Research in the medical marijuana field is burgeoning as governments consider changing policy in favour of legalizing the marijuana plant Cannabis sativa.1 Like any modern research effort, the gold standard for assessing a new treatment for efficacy compares the treatment to a placebo group. However, controlling for the placebo effects of marijuana may be extremely difficult, and several confounding effects must be considered.
The placebo effect is an improvement in health or behaviour that engulfs a biopsychosocial phenomenon attributable to the placebo and treatment context. On the psychosocial end of the placebo effect spectrum, “the meaning effect” is a similar notion that pertains to the meaning attached to the treatment, as well as the setting and the context of the medical encounter. On the psychobiological end of the spectrum, researchers highlight the central role of expectation, suggestion and conditioning in placebo-related phenomena. New treatments are compared to placebos because placebo effects are very strong — often stronger than the effects of the treatment.
With marijuana, several placebo effects come into play.
Marijuana has a distinct smell and taste, which may elicit classical conditioning responses. Placebo science research holds strong evidence for the effect of classical conditioning related to odour and taste: caffeine-associated stimuli, like the smell and taste of coffee, for example, are shown to increase skin conductance responses and startle eyeblink reflexes in the absence of caffeine. In addition, visual cues associated with smoking marijuana, such as cigarettes, smoke or lighters, may elicit the placebo effect and still remain a factor in even the most well-controlled recent studies.2,3
The method of marijuana administration and dose in new trials can carry powerful placebo effects. Will the marijuana be inhaled, injected, or administered topically or sublingually? Placebo science shows that placebo injections work better than placebo pills, and that four placebos work better than two. The strength of the effect of marijuana may differ greatly depending on the method of administration. Medical marijuana research describes several routes of administration, including injecting the psychoactive ingredient delta-9-tetrahydrocannabinol (THC), taking an oral THC capsule or spray, and smoking a marijuana pipe or cigarette. These differing methods of administration will each carry their own placebo effects; grouping such findings together should be avoided.

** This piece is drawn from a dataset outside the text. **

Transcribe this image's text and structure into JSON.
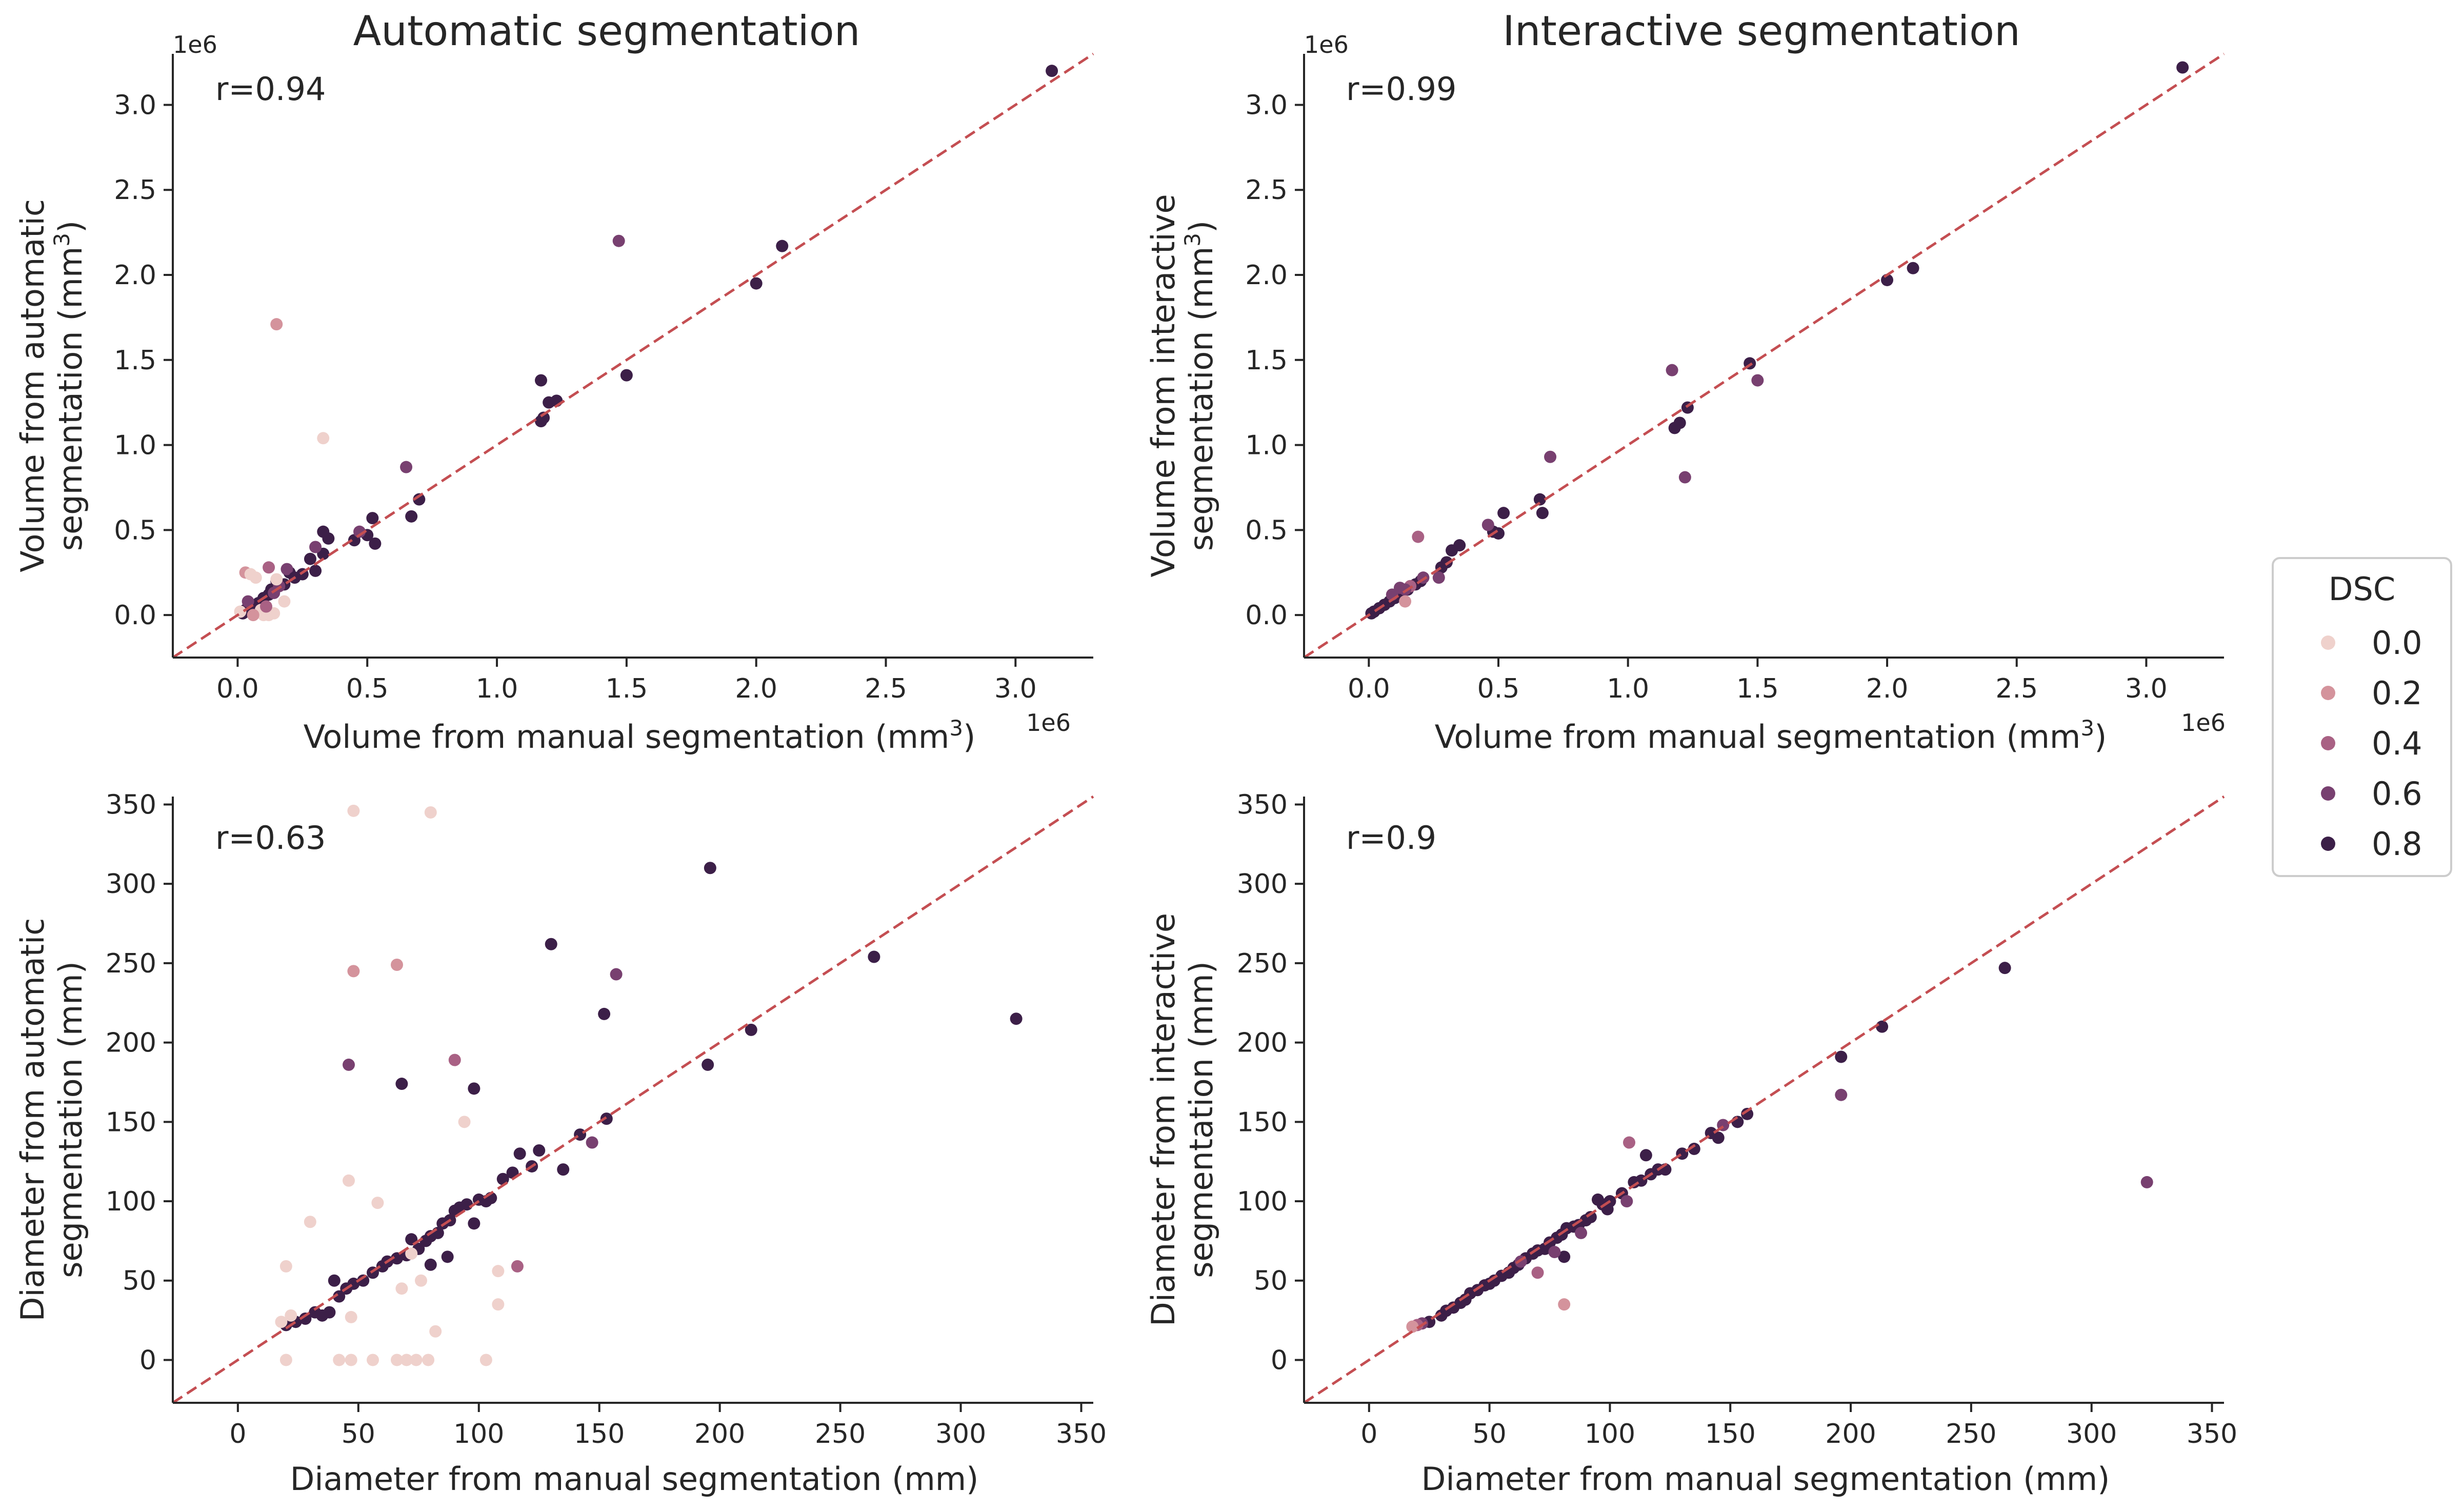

There is a way to overcome the interference between treatment and placebo effects of marijuana. We can take these lessons from placebo analgesia studies. Studies comparing hidden treatments (e.g., using a computer-controlled infusion machine that is preprogrammed to dispense medication at a desired time) with open administration (where medication is given overtly by a physician or nurse) can eliminate the placebo component. Because patients do not know that the drug is being injected, expectations of a therapeutic response are eliminated. Indeed, a trial conducted by Benedetti and colleagues4 showed that a cholecystokinin (CCK) antagonist induced stronger analgesia than a placebo, suggesting that it was a good analgesic. However, this conclusion proved to be erroneous, because a hidden injection of the same CCK antagonist was totally ineffective, showing that it had no intrinsic analgesic pharmacodynamic action; instead, it enhanced placebo-activated release of endogenous opioids.5,6 If similar studies are replicated with THC, researchers may be able to elucidate the pain-relieving properties of marijuana’s primary psychoactive ingredient.
The marijuana research field is new. Standardized methods need to be developed so researchers can properly evaluate the effectiveness of this treatment for various disorders. Controlling for the powerful placebo effects of marijuana will bring the scientific community one step closer to identifying which conditions this treatment may be most useful for, and how it is best administered.